Blue ink. Always use blue ink. In my job, the Court MUST receive the originals of a pleading and signing in blue ink makes distinguishing between copies and originals very easy. Given that blue ink is just as accepted as blank ink and has this anti-copying quality, I cannot understand why anyone would use any other color ink besides blue (absent special applications where different colored ink is required).


The problem with all of these pens is one of two things: either they are flimsy and the clips break (Retro 51, Urban XL Twist) or they feel like your writing with a toothpick (Parker Jotter), which cramps the hands after a while. Right now I am using the Zebra F-701 with the Parker insert mod (seen here). I used my drill press to thin out the plastic tip guide instead of a SAK awl, but the idea and results were the same.

I really don't like pens with caps as it is yet another thing to lose (I have the same rule for USB drives). I also don't like the new trend in tactical pens. First, they are ridiculously large. Second, they are really uncomfortable in the pocket. And finally, I am not sure I'd be allow to bring them into a secure facility like a jail or prison. Plus, they look STUPID. Worf may I borrow your Klingon pen? Ugh. Enough with the tactical stuff for non-tactical folks. The new Surefire clicky looks really nice:

The problem is that it costs $139. I lose my pens probably once a year or so, which is why all of the above listed pens are under $20. It is just a fact of life--my constant travels make it impossible to keep a pen for a long time, so I am wary of dropping big bucks. One "tactical pen" that is interesting is the production version of the Tom Anderson Twister. Still, it looks a little too tactical for me. But at $12.99 at the FABULOUS JS Burly's (run by the proprietor of EDCF and used to support the forum), it is worth a flier. And of course it works with a Fisher refill. But, as with the notebook the search goes on.

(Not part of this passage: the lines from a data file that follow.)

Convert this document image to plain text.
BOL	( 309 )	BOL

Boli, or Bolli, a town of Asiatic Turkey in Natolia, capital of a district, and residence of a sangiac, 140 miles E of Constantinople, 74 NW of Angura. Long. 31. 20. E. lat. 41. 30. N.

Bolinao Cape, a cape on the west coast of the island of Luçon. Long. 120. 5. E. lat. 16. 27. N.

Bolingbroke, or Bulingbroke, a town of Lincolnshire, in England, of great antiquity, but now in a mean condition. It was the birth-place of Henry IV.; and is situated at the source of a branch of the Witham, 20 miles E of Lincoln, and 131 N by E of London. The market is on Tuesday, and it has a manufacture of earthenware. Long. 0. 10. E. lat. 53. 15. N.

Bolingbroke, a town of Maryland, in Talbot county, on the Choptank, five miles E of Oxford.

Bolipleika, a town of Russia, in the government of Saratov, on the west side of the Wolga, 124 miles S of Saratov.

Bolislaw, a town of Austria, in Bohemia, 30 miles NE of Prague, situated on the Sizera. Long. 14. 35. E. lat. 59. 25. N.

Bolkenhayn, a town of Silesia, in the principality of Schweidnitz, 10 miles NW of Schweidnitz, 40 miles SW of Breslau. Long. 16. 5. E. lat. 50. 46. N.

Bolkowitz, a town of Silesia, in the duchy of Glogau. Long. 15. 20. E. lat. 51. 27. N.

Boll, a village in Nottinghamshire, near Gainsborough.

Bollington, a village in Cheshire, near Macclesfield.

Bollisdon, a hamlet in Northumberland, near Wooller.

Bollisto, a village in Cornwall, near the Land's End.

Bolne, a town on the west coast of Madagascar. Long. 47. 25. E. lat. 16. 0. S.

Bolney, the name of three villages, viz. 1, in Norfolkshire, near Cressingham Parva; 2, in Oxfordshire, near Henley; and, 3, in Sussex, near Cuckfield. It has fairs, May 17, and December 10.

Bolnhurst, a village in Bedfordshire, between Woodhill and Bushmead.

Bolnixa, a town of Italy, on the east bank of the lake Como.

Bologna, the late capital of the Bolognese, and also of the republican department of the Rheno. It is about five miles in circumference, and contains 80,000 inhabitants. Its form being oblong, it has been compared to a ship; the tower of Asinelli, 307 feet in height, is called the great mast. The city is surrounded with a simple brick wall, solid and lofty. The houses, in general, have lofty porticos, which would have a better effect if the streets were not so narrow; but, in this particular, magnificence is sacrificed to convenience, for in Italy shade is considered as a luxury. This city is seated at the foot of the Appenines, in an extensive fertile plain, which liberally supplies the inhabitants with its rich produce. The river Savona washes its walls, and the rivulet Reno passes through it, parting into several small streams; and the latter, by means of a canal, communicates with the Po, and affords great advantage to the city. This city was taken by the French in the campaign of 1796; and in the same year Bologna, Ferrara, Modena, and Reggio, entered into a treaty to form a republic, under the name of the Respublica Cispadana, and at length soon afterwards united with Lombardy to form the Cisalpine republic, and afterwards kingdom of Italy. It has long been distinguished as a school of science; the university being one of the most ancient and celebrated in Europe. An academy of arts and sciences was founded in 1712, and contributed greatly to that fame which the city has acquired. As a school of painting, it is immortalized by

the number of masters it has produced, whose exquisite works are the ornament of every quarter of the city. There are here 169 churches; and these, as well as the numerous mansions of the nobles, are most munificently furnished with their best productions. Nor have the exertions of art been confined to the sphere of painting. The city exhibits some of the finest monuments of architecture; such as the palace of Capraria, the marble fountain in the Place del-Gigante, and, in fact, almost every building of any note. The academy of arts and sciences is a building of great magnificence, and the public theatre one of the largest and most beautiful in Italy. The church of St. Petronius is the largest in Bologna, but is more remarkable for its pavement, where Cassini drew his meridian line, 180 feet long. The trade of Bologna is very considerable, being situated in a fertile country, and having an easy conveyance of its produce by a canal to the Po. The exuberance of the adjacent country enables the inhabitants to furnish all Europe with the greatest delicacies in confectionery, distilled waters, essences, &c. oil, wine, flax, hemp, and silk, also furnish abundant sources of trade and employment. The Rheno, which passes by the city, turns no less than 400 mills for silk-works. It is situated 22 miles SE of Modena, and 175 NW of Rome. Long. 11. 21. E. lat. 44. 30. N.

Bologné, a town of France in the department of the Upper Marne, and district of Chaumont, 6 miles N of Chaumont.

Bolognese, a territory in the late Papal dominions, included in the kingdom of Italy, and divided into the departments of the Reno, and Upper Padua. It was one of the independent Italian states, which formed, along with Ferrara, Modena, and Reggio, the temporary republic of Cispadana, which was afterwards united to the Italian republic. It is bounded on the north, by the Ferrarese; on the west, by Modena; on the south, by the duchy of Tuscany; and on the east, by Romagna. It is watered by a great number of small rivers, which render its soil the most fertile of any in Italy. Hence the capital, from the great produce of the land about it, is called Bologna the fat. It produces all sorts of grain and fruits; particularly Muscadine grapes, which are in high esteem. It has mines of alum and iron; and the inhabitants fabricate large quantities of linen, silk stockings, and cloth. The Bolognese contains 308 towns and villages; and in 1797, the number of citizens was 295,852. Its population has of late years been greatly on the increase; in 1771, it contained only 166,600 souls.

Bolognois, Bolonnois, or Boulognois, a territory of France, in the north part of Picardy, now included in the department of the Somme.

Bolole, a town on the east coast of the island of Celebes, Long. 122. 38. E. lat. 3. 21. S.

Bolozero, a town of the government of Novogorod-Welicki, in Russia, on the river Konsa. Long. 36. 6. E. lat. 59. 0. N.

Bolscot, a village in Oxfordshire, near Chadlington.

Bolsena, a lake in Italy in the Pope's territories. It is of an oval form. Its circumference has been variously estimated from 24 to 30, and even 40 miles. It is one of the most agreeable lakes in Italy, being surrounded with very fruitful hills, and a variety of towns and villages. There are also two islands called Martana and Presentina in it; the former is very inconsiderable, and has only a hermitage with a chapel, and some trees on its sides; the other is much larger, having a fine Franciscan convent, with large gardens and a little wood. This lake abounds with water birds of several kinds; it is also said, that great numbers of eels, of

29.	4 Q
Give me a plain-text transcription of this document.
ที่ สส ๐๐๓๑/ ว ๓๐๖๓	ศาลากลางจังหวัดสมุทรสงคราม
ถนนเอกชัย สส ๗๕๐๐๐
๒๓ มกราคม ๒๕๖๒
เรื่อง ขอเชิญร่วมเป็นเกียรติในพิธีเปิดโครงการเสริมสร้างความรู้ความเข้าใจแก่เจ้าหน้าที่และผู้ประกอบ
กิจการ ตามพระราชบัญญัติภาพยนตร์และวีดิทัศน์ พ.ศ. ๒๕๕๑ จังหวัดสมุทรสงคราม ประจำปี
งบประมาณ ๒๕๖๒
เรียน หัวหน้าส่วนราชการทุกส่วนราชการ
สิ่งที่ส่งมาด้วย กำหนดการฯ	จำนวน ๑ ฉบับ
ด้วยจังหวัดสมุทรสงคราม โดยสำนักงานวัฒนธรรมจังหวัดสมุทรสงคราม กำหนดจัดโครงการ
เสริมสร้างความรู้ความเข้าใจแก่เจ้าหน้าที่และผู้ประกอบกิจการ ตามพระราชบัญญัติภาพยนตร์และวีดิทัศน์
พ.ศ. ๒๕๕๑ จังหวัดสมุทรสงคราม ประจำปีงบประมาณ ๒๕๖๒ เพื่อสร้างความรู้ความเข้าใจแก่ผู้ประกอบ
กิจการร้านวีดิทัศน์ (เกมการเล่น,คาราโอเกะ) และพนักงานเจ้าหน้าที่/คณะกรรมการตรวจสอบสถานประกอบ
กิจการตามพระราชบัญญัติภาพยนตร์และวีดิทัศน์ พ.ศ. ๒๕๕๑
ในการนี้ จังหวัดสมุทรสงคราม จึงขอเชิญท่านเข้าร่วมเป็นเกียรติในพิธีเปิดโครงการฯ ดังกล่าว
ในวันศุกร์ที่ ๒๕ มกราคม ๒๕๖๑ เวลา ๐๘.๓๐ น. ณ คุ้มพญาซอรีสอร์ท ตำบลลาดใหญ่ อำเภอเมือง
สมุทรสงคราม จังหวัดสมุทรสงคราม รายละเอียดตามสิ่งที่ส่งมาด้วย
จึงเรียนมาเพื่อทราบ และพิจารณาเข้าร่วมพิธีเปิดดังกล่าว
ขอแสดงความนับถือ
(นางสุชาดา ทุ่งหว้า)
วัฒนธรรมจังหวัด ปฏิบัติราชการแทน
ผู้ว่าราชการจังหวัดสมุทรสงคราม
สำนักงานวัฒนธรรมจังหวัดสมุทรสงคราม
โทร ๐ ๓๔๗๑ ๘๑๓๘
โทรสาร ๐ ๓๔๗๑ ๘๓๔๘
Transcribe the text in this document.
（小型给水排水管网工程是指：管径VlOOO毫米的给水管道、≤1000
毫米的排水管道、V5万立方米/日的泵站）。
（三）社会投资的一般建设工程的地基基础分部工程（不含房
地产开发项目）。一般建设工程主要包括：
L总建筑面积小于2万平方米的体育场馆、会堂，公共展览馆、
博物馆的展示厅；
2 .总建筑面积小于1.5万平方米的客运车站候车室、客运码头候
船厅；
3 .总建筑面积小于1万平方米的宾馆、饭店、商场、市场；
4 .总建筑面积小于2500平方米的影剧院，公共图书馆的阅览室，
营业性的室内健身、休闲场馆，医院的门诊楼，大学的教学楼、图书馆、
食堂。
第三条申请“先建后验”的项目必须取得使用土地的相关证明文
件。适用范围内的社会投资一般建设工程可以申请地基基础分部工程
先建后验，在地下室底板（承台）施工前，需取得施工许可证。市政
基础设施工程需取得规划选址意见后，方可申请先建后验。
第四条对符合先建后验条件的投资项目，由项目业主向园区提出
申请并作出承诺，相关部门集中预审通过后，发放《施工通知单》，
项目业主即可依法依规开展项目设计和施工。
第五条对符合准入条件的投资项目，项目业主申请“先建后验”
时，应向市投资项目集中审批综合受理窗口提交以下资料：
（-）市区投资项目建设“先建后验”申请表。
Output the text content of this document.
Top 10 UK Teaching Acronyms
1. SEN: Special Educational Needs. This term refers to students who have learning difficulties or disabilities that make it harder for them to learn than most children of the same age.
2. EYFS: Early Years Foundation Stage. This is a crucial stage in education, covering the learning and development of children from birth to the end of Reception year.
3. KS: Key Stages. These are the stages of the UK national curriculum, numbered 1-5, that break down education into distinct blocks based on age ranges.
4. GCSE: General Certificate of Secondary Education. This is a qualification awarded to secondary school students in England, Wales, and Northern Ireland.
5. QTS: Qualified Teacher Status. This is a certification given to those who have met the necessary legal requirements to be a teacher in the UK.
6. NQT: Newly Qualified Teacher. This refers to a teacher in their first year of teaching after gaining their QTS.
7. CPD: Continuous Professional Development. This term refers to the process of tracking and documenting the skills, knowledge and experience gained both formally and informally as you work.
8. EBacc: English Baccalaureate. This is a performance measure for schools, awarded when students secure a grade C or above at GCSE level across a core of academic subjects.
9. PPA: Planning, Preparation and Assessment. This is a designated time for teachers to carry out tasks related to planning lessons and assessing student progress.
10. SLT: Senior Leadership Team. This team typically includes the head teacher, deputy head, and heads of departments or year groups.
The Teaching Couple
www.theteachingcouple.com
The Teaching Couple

Any suggestions on either front would be greatly appreciated.


  1. Have you tried the Rotring 600 ballpoint? It's very durable and accepts Parker type refills. Definitely consider the upgrade to the Dragonfly 2, the wire clip is a huge improvement.

  2. I have a County Comm Embassy Pen. Super stout, not tactical looking, and takes Fisher refills. The only challenge is that they only have the Ti ones in stock, which ( at $100) kind of break the price point. I treat mine like a knife or flashlight, which I'm very attentive to not losing.

  3. You may want to look at Field Notes They are not too durable, but they are okay. And they are cheap enough you can buy plenty. The special editions can be very cool.